Die Partei nannte sich vom 12. November 1962 an bis 1969 SED Westberlin, von dort an bis 1990 SEW, nach der Wende im Herbst 1989 bis zu ihrer Auflösung im Jahre 1991 Sozialistische Initiative. Insgesamt war die SEW eine marxistisch-leninistische Partei und in ihren Grundsätzen der SED und der DKP (die bis in die 1990er Jahre in West-Berlin nicht existierte) sehr ähnlich. Die SEW wurde während ihrer gesamten Existenz bis zur Wende im Geheimen von der DDR-Staatsführung finanziell unterstützt, was die SEW allerdings stets bestritt. Gleiches gilt für die von der SEW herausgegebene Tageszeitung Die Wahrheit. Wahlen in West-Berlin boykottierte die SEW zunächst, bei späteren Teilnahmen wurde der Einzug ins Abgeordnetenhaus stets deutlich verpasst. Ihr "bestes" Ergebnis fuhr die SEW 1954, als sie auch in Westberlin noch SED war, mit 2,7 Prozent ein, erreichte 1971 als SEW nochmals 2,3 Prozent, bevor sie in den 80er Jahren kontinuierlich auf 0,6 Prozent im Keller sitzen blieb.

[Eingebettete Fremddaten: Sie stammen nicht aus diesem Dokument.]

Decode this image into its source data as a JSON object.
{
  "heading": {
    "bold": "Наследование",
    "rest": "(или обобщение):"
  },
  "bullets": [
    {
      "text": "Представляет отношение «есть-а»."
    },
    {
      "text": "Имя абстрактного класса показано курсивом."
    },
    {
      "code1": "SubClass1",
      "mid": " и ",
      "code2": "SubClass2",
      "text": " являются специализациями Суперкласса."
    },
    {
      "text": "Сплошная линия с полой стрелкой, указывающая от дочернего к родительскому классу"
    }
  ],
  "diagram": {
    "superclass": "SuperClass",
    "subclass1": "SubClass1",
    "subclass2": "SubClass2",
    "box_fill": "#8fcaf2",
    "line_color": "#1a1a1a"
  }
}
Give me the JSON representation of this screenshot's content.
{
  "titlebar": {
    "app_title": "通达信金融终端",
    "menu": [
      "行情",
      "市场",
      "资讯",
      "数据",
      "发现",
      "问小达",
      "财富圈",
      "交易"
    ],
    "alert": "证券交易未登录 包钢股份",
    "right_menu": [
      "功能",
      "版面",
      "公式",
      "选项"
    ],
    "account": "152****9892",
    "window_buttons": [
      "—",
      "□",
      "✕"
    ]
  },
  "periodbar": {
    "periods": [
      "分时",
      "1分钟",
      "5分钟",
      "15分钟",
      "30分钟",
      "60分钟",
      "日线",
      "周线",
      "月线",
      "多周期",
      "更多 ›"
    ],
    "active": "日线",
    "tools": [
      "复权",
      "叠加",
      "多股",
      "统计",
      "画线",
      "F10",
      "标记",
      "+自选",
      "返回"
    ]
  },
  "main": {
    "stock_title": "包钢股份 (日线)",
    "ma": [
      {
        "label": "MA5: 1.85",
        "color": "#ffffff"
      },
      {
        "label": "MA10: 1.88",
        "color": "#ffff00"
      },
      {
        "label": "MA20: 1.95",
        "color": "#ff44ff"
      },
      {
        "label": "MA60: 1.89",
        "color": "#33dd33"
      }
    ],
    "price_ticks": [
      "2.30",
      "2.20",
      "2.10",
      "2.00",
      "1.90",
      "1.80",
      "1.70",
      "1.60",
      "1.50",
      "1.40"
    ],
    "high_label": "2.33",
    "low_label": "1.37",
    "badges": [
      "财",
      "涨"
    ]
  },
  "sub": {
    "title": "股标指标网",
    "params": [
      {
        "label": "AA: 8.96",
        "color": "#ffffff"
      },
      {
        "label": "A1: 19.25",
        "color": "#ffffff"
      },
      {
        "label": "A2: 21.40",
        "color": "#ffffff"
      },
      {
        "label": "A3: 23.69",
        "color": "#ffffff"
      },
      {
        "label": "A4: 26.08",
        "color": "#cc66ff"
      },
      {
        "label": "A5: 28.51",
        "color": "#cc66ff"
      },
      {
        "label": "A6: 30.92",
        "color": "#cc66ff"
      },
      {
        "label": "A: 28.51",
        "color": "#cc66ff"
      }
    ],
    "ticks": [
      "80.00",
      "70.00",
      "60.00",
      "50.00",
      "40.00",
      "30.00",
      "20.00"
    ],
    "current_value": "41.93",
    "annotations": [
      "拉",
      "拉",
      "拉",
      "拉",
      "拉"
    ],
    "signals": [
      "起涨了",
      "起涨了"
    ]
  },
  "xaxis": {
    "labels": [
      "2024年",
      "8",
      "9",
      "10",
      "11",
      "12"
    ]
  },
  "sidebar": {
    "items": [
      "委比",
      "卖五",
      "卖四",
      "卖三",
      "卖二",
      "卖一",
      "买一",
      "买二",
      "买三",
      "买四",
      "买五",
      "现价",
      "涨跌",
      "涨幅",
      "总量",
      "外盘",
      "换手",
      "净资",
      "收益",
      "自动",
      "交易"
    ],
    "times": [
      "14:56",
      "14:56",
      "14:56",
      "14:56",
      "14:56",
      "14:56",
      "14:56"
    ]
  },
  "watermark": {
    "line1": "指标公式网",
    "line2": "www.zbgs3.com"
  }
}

Die SEW hatte in der Gewerkschaft GEW, in der IG Metall, in der Friedensbewegung und in der Mieterbewegung zeitweise eine einflussreiche Stellung. 1980 wurde eine vom Eurokommunismus inspirierte marxistische Reformströmung um das Zirkular Die Klarheit aus der Partei ausgeschlossen; die Ausgeschlossenen traten bald darauf mehrheitlich der Alternativen Liste bei. Mit dem Ausschluss der so genannten Klarheit-Fraktion aus der SEW wurde eine Änderung der marxistischen Strategie der SEW verhindert. Der Zusammenbruch der DDR führte auch zur Auflösung der Partei respektive ihrer Nachfolgeorganisation.
Nach der Wende und der mit dem Zusammenbruch der DDR entfallenden geheimen Finanzierung musste die SEW ihre vielen hauptberuflich angestellten Mitarbeiter entlassen. Vorher hatte die SEW, obwohl in Westberlin politisch völlig unbedeutend, einen großen Apparat an hauptamtlichen Funktionären unterhalten. Die Wahrheit wurde Ende November 1989 in Neue Zeitung umbenannt und bereits im Dezember 1989 nach nur fünf Ausgaben eingestellt. Die SEW löste sich nach längerer Transformationsgeschichte Anfang 1993 auf. Ein Teil der Mitglieder stieß danach oder schon vorher zur PDS, unter ihnen Ernst Welters.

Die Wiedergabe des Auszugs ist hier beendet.